I thought if I rested for a few days, if I didn’t acknowledge the discomfort, if I didn’t focus on what I was feeling, it would go away. I ran last Tuesday (2.5 speedy-for-me miles @ 9:48 pace). Wednesday night I woke up to feed Chet at midnight. As I stepped out of bed, the discomfort caught me off guard. It was there when I woke up to start the day. It continued to persist into Thursday. I finally said something to Christian. I texted two close friends about the pain. Outside of those three people, I wanted to pretend like it didn’t hurt. I made plans to run on Saturday. Fortunately I learned a thing or two last year. I let my leg rest instead of running. This is not the type of pain I want to run through. If it is still bothering me at the end of this week, I will call the doctor.
While trying to ignore the possibility that my injury could be resurfacing one year later, I’ve been burying a lot of feelings that I need to process.
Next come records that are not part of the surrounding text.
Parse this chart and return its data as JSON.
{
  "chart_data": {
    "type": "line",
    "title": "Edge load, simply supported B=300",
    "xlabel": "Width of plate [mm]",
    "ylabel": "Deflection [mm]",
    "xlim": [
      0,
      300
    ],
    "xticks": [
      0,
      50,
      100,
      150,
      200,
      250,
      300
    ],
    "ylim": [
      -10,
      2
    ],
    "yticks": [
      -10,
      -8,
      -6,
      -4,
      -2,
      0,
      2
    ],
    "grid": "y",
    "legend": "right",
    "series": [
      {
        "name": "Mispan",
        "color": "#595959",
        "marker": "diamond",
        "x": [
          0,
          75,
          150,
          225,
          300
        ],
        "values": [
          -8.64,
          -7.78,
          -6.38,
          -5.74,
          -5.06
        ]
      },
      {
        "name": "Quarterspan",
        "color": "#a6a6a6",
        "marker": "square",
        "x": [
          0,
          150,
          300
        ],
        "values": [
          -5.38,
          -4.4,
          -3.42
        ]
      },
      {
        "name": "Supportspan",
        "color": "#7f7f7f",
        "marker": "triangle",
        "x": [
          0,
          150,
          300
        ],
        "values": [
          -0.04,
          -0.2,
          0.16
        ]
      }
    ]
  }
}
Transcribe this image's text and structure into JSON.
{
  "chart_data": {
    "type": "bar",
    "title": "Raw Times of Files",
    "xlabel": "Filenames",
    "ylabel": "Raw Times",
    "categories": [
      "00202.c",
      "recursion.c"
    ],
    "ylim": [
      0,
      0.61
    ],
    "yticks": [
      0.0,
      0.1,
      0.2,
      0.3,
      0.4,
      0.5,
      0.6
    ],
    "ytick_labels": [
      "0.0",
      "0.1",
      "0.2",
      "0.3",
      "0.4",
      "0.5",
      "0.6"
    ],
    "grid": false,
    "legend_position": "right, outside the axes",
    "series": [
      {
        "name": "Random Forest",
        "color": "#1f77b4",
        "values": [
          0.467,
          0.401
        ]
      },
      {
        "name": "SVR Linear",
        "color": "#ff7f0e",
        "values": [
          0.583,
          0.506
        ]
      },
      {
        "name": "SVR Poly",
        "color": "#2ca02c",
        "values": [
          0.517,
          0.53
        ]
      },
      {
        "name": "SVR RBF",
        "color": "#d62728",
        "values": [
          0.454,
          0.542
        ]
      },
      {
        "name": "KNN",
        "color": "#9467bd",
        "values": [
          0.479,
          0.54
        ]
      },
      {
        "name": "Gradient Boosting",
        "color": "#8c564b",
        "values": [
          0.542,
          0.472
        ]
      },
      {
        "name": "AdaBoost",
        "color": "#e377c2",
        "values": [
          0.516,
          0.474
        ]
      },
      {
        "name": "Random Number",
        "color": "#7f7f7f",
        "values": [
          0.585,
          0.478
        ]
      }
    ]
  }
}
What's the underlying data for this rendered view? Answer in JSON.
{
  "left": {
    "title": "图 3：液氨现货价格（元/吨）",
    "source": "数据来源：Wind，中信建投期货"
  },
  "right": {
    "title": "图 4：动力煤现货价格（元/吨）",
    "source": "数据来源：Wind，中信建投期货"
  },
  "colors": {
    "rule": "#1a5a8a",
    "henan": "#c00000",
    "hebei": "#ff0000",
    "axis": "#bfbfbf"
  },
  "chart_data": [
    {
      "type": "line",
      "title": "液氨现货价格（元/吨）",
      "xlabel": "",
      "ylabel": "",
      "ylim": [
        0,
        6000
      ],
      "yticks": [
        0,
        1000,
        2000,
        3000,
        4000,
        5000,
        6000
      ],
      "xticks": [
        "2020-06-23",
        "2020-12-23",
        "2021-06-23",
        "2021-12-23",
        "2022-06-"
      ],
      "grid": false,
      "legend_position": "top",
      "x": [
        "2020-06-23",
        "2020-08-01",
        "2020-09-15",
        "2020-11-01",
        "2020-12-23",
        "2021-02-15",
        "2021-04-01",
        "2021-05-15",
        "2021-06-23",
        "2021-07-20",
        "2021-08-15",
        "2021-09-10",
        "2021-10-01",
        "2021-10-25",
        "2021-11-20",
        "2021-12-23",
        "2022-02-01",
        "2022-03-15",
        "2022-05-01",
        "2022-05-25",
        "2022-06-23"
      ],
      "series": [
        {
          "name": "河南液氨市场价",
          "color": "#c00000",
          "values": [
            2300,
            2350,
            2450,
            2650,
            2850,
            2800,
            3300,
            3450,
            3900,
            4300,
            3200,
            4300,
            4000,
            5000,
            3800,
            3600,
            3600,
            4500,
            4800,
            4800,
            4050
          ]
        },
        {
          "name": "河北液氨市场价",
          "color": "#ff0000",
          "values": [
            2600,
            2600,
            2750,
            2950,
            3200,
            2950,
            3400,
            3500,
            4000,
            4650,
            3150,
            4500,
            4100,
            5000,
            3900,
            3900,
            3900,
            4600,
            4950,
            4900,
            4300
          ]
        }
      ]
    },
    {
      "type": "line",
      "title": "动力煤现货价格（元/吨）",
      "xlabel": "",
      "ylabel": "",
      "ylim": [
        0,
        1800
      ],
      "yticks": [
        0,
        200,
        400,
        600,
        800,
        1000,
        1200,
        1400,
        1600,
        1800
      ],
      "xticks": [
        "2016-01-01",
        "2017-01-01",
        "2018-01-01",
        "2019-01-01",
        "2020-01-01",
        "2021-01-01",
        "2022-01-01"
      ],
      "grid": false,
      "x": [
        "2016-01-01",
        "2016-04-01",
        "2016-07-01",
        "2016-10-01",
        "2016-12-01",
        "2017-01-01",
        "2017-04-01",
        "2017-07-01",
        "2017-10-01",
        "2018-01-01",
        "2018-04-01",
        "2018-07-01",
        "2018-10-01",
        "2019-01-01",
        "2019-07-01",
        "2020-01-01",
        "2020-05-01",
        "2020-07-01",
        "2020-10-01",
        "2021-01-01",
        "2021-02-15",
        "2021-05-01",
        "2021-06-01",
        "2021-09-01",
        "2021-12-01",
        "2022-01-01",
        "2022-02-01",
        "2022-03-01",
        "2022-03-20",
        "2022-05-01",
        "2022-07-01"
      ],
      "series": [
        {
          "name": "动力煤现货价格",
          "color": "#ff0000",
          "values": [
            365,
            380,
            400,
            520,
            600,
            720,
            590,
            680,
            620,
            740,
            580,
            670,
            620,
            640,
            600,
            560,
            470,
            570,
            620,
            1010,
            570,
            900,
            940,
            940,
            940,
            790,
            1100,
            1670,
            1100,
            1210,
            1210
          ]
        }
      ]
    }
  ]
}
I’ve become stressed about so many possibilities: if it is back after running at most 6 miles since having Chet, what does that mean? Are the rods and screws in my legs finally causing complications? Is it weird that it’s the femur that I didn’t break?
My yoga practice today brought them all to the surface.You can’t hide from yourself or your feelings in yoga. You can’t pretend to be something you’re not. You can’t fake it. When you show up on your mat, it is just you. You owe it to yourself to feel your way through your practice. Today I was met with some unexpected emotions that were begging to be released.
And you know what…I feel a lot better (emotionally at least). It’s not healthy to hold on to all that stress. While I figure out exactly what my body wants right now, I’m going to avoid running and overindulge in yoga.
Fingers crossed for a few days with no pain.